Bruno Coelho climbed atop the IFMAR 4WD world championship podium at Yatabe Arena
Tuesday, October 10, marked the two-year anniversary of Bruno Coelho’s incredible run to the 4WD world championship. Despite entering the event with relatively little electric off-road experience, he shone brightly under the pressure of competing at the first off-road world championship held on bright-green astroturf at the historic Yatabe Arena. And unlike the breathtakingly unpredictable result of the 2WD portion just days prior (which you can relive by clicking here), Coelho left little doubt he’d win from the first time the cars hit the track with the clock running.
Prior to the start of racing action, 2013 world champ Steven Hartson led the LiveRC broadcast on a track walk to explain the features — which were rearranged after 2WD:
Once the clock had been turned on for the first practice rounds, Coelho was the fastest car on the track.
In controlled practice, however, Kyosho’s Yusuke Sugiura — who had finished behind teammates Naoto Matsukura and Jared Tebo at the warm-up — earned the top seed.
After that, though, it was the Coelho show; the Portuguese star was fastest in four of the five rounds of qualifying, eclipsed only by Matsukura in Q3. The margins were close — only once was the difference more than two seconds between first and second — but it was clear going into the finals that Coelho’s XRAY would be tough to beat.

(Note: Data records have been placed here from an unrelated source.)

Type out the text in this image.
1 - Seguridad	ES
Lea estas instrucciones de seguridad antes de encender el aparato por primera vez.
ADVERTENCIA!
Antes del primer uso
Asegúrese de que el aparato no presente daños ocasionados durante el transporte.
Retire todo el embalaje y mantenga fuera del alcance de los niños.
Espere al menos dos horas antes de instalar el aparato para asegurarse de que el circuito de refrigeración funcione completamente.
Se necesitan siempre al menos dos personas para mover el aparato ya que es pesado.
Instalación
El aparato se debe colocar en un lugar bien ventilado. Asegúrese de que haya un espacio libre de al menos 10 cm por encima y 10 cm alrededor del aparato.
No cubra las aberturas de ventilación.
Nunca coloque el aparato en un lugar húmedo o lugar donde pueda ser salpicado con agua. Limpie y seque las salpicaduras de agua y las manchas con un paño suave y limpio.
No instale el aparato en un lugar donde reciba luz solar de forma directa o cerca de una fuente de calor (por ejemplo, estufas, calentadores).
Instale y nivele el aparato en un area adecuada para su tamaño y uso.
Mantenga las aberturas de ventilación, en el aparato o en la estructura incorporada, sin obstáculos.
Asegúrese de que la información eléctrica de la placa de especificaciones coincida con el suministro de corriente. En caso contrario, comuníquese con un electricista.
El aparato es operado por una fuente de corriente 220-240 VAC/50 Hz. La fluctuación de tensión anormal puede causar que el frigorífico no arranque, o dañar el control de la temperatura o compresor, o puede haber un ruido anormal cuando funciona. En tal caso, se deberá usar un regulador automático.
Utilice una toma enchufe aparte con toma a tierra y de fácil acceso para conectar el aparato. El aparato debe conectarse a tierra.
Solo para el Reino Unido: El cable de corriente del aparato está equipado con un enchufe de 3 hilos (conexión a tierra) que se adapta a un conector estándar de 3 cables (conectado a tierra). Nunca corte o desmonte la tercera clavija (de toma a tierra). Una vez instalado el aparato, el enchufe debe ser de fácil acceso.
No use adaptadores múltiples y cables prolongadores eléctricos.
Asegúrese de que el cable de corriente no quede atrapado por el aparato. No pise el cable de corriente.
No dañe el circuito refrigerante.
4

Behind Coelho came another surprise - then-13-year-old Schumacher star Michal Orlowski, just two months removed from winning the European Championship on a totally different style track.
Kyosho’s Naoto Matsukura, the runner-up in 2013, struggled with consistency throughout the 4WD portion of the race as he tried to recreate the speed he showed at the Warm-Up. Still, he was the only driver other than Coelho to TQ a round which helped propel him to third on the grid.

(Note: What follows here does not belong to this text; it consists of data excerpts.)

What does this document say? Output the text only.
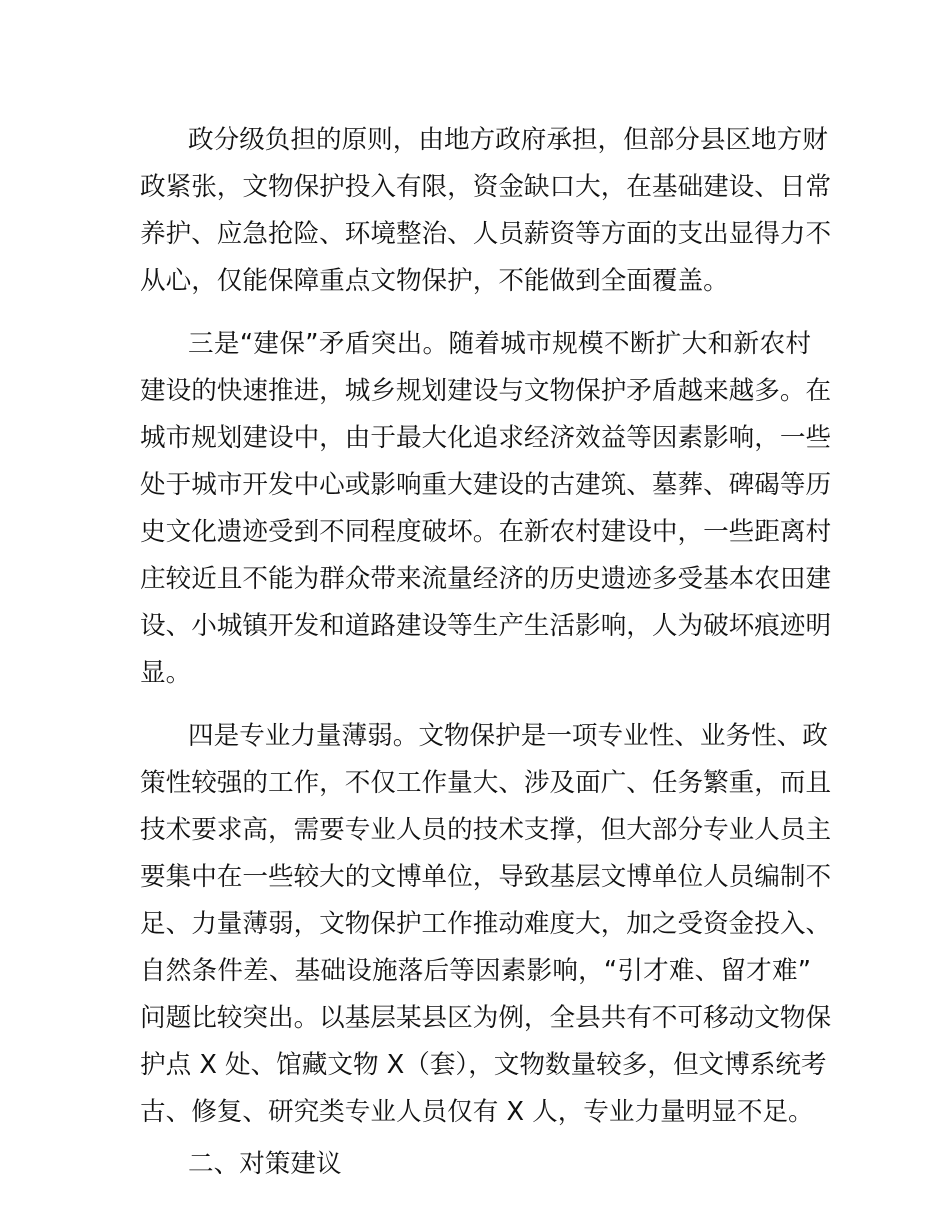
政分级负担的原则，由地方政府承担，但部分县区地方财
政紧张，文物保护投入有限，资金缺口大，在基础建设、日常
养护、应急抢险、环境整治、人员薪资等方面的支出显得力不
从心，仅能保障重点文物保护，不能做到全面覆盖。
三是“建保”矛盾突出。随着城市规模不断扩大和新农村
建设的快速推进，城乡规划建设与文物保护矛盾越来越多。在
城市规划建设中，由于最大化追求经济效益等因素影响，一些
处于城市开发中心或影响重大建设的古建筑、墓葬、碑碣等历
史文化遗迹受到不同程度破坏。在新农村建设中，一些距离村
庄较近且不能为群众带来流量经济的历史遗迹多受基本农田建
设、小城镇开发和道路建设等生产生活影响，人为破坏痕迹明
显。
四是专业力量薄弱。文物保护是一项专业性、业务性、政
策性较强的工作，不仅工作量大、涉及面广、任务繁重，而且
技术要求高，需要专业人员的技术支撑，但大部分专业人员主
要集中在一些较大的文博单位，导致基层文博单位人员编制不
足、力量薄弱，文物保护工作推动难度大，加之受资金投入、
自然条件差、基础设施落后等因素影响，“引才难、留才难”
问题比较突出。以基层某县区为例，全县共有不可移动文物保
护点 X 处、馆藏文物 X（套），文物数量较多，但文博系统考
古、修复、研究类专业人员仅有 X 人，专业力量明显不足。
二、对策建议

David Ronnefalk may not have been the HB Racing driver most expected to see at the top of the charts at Yatabe, but the Swede started off hot in 4WD qualifying. He finished the first three rounds in the top four to secure fourth on the grid, but struggled in Q4 and Q5.

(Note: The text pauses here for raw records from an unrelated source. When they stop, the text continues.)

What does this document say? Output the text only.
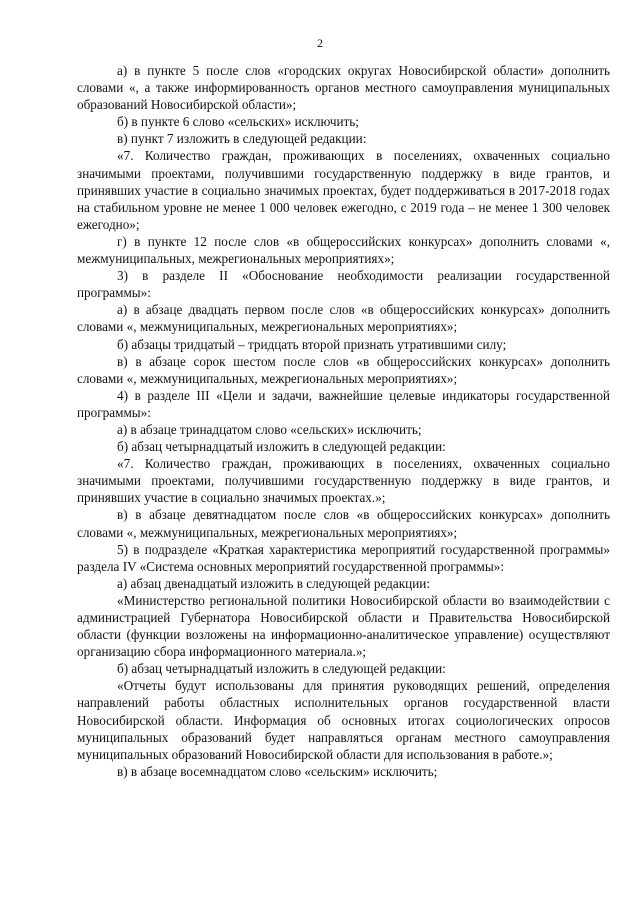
2

а) в пункте 5 после слов «городских округах Новосибирской области» дополнить словами «, а также информированность органов местного самоуправления муниципальных образований Новосибирской области»;

б) в пункте 6 слово «сельских» исключить;

в) пункт 7 изложить в следующей редакции:

«7. Количество граждан, проживающих в поселениях, охваченных социально значимыми проектами, получившими государственную поддержку в виде грантов, и принявших участие в социально значимых проектах, будет поддерживаться в 2017-2018 годах на стабильном уровне не менее 1 000 человек ежегодно, с 2019 года – не менее 1 300 человек ежегодно»;

г) в пункте 12 после слов «в общероссийских конкурсах» дополнить словами «, межмуниципальных, межрегиональных мероприятиях»;

3) в разделе II «Обоснование необходимости реализации государственной программы»:

а) в абзаце двадцать первом после слов «в общероссийских конкурсах» дополнить словами «, межмуниципальных, межрегиональных мероприятиях»;

б) абзацы тридцатый – тридцать второй признать утратившими силу;

в) в абзаце сорок шестом после слов «в общероссийских конкурсах» дополнить словами «, межмуниципальных, межрегиональных мероприятиях»;

4) в разделе III «Цели и задачи, важнейшие целевые индикаторы государственной программы»:

а) в абзаце тринадцатом слово «сельских» исключить;

б) абзац четырнадцатый изложить в следующей редакции:

«7. Количество граждан, проживающих в поселениях, охваченных социально значимыми проектами, получившими государственную поддержку в виде грантов, и принявших участие в социально значимых проектах.»;

в) в абзаце девятнадцатом после слов «в общероссийских конкурсах» дополнить словами «, межмуниципальных, межрегиональных мероприятиях»;

5) в подразделе «Краткая характеристика мероприятий государственной программы» раздела IV «Система основных мероприятий государственной программы»:

а) абзац двенадцатый изложить в следующей редакции:

«Министерство региональной политики Новосибирской области во взаимодействии с администрацией Губернатора Новосибирской области и Правительства Новосибирской области (функции возложены на информационно-аналитическое управление) осуществляют организацию сбора информационного материала.»;

б) абзац четырнадцатый изложить в следующей редакции:

«Отчеты будут использованы для принятия руководящих решений, определения направлений работы областных исполнительных органов государственной власти Новосибирской области. Информация об основных итогах социологических опросов муниципальных образований будет направляться органам местного самоуправления муниципальных образований Новосибирской области для использования в работе.»;

в) в абзаце восемнадцатом слово «сельским» исключить;
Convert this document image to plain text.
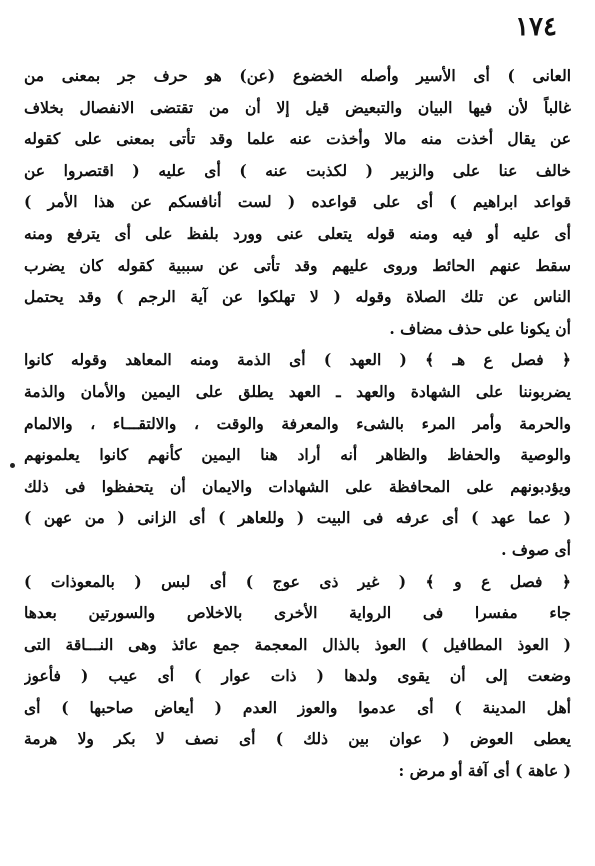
١٧٤
العانى ) أى الأسير وأصله الخضوع (عن) هو حرف جر بمعنى من
غالباً لأن فيها البيان والتبعيض قيل إلا أن من تقتضى الانفصال بخلاف
عن يقال أخذت منه مالا وأخذت عنه علما وقد تأتى بمعنى على كقوله
خالف عنا على والزبير ( لكذبت عنه ) أى عليه ( اقتصروا عن
قواعد ابراهيم ) أى على قواعده ( لست أنافسكم عن هذا الأمر )
أى عليه أو فيه ومنه قوله يتعلى عنى وورد بلفظ على أى يترفع ومنه
سقط عنهم الحائط وروى عليهم وقد تأتى عن سببية كقوله كان يضرب
الناس عن تلك الصلاة وقوله ( لا تهلكوا عن آية الرجم ) وقد يحتمل
أن يكونا على حذف مضاف .
﴿ فصل ع هـ ﴾ ( العهد ) أى الذمة ومنه المعاهد وقوله كانوا
يضربوننا على الشهادة والعهد ـ العهد يطلق على اليمين والأمان والذمة
والحرمة وأمر المرء بالشىء والمعرفة والوقت ، والالتقـــاء ، والالمام
والوصية والحفاظ والظاهر أنه أراد هنا اليمين كأنهم كانوا يعلمونهم
ويؤدبونهم على المحافظة على الشهادات والايمان أن يتحفظوا فى ذلك
( عما عهد ) أى عرفه فى البيت ( وللعاهر ) أى الزانى ( من عهن )
أى صوف .
﴿ فصل ع و ﴾ ( غير ذى عوج ) أى لبس ( بالمعوذات )
جاء مفسرا فى الرواية الأخرى بالاخلاص والسورتين بعدها
( العوذ المطافيل ) العوذ بالذال المعجمة جمع عائذ وهى النـــاقة التى
وضعت إلى أن يقوى ولدها ( ذات عوار ) أى عيب ( فأعوز
أهل المدينة ) أى عدموا والعوز العدم ( أيعاض صاحبها ) أى
يعطى العوض ( عوان بين ذلك ) أى نصف لا بكر ولا هرمة
( عاهة ) أى آفة أو مرض :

The finals started with controversy, as Coelho jumped over the center tabletop on lap two and landed on the wrong side of the pipe. He hesitated before resuming, but never gave up the lead and eventually won by 2.2 seconds. Orlowski crashed on lap three, which dropped him to ninth, and he could only claw his way back to sixth by race end. In his place, Matsukura and Ronnefalk finished second and third. In fact, Orlowski’s crash was the only position change inside the top five.
After the race completed, a member of the Japanese team — no doubt with Matsukura’s benefit in mind — protested Coelho’s victory by pointing out that the winner did not concede a position before rejoining the race following his corner cut. However, the protest came after the 15-minute allotted protest period and so the win became official.
If Coelho’s mistake in A1 offered a momentary glint of opportunity for anyone else on the grid, A2 crushed those hopes soundly. Coelho had no such troubles in the second leg, leading every lap and cruising across the finish line to claim the championship.
Crossing the line 2.6 seconds later was Orlowski, who ran mistake-free but simply didn’t have the pace to catch Coelho.
Another four seconds back was TLR’s Ryan Maifield, who raced his way up from ninth on the grid to third for a bright moment in an otherwise disappointing week.
With Coelho absent from the front row, Orlowski led the field into turn one in A3. Matsukura set up the Polish youngster heading into the bumpy corner on the left side of the track to take the lead.
Less than a lap later, Orlowski crashed in front of the drivers’ stand and dropped further back.
Matsukura held on for the win by 1.6 seconds over Ronnefalk, which clinched second and third on the podium, respectively.